Dr. Daniel Nuzum: So, what can someone do for themselves if they have low back pain? What kind of exercises would help with low back pain?
Let’s talk about low back pain for just a minute. Low back pain has all kinds of causes. There are a hundred different causes of low back pain. We’ve got stiff muscles; tight muscles in the low back. We have loose muscles in the abdomen; loose muscles in the pelvic floor. Those are causes of low back pain. We have loose muscles in the rear-end, in the backside. That contributes to low back pain. We have weak muscles in the shoulders can also bring on low back pain. We have poor posture; we have sitting too often, driving a truck, driving a car; people that just do a lot of driving for a living. That sitting position is very hard on the low back for hours and hours on end.
These are all things, not including injuries. So, if somebody has injured their low back from lifting something, or from a fall, or from being hit or ran into, or those types of things, those are all common injuries to the low back.
We have people that have had massive antioxidant deficiencies have very brittle discs. And so, their discs get injured. Disc problems are very, very common low back pain sources.
So, we have all these different things that can bring on low back pain, but if you go to a surgeon, they’ll recommend surgery. If you go to a chiropractor, he’ll recommend an adjustment. If you go to an acupuncturist, he’ll recommend acupuncture. You go to a physical therapist; he’ll recommend modalities and exercise. Depending on the case, all of them could be correct.
So, being that this is—we’re not treating anything here, something that I would tell you, if you asked me, “Doc, what kind of exercises could I do for my back?” There are basic things that you can do.
One is to strengthen your abdomen. Doing things to tighten up the abdominal muscles and doing things to tighten the pelvic floor muscles. Those types of exercises help to maintain the spine in its erect position. When you’re hunched over a lot, or your posture isn’t good, that puts a lot of strain on your low back.
Think of this. If you bend forward at the hips, and your head’s down here, and you stand up straight, and you, let’s say from that position, you lift a 10-pound weight straight up like that, the amount of pressure on your low back, on the—lifting your body upright, is five times whatever the amount of weight that you’re lifting. So, if you’re lifting, if you’re standing up straight like this and you’re lifting 10 pounds, your low back has 50 pounds of pressure on it.
So, doing exercises that help with your abdomen and your pelvic floor, and strengthening your lower back, and then exercises that help with your hips. So, squatting and dead-lifting type exercises, those types of things are very, very helpful for strengthening your hips and low back.
And so, abdominal exercises, lower body exercises. Planks are another very helpful exercise.

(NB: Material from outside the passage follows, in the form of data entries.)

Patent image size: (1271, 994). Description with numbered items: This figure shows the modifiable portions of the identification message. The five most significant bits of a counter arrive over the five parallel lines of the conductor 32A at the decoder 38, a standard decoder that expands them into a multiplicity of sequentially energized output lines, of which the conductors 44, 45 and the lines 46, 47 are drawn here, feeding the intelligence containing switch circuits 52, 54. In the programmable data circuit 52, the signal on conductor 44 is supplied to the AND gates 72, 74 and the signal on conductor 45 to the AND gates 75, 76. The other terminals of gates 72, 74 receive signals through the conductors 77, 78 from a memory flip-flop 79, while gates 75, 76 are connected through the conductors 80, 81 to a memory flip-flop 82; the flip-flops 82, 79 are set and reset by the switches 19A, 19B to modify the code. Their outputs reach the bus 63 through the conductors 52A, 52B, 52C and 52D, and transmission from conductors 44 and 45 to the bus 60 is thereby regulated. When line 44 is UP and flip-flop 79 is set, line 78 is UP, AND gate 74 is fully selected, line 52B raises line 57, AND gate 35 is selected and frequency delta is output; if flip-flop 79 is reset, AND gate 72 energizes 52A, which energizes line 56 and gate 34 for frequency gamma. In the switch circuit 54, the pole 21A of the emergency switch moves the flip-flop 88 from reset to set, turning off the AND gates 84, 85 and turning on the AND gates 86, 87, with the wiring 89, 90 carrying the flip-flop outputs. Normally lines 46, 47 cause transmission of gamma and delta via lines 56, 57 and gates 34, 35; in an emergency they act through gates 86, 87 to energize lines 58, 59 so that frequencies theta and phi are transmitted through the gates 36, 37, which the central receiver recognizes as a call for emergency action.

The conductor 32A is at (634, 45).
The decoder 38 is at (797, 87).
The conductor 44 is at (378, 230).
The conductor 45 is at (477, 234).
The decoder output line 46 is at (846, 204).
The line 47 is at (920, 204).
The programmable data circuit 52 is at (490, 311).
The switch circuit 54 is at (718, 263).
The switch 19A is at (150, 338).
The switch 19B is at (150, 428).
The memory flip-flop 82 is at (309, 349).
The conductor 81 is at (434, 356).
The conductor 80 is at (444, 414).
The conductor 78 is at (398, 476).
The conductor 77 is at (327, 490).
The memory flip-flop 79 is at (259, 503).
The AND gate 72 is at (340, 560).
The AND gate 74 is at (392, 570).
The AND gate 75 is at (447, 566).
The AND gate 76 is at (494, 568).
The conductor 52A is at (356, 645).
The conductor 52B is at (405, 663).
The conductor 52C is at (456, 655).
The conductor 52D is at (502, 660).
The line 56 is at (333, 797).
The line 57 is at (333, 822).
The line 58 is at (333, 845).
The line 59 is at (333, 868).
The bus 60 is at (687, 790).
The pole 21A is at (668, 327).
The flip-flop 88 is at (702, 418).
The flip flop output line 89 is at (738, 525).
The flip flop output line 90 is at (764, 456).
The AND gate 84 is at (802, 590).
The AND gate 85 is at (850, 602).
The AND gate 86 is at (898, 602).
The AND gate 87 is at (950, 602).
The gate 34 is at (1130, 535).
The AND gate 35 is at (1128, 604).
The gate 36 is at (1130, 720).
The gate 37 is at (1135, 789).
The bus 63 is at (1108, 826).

Both frontal planks, where you’re lying straight down, face down, and then, side planks also. Get those obliques, those muscles between your hip and your ribs. Those are extremely important to strengthen all of those things.
When the muscles in your abdomen and your torso are strong, they help to keep the bones in place. And if they’re not strong, if the muscles are weak and they’re not able to hold things in place very well, your joints take the brunt of all the pressure that your body gets under. Therefore, the joints are more prone to being injured.
So, things that you can do yourself are, again, low body exercises, abdominal exercises, and things like planks. Planks, front planks and side planks are very, very helpful for strengthening the muscles around the torso and the low back and the abdomen.
Jonathan Hunsaker: Thanks, Doc. I appreciate your wealth of knowledge, as usual.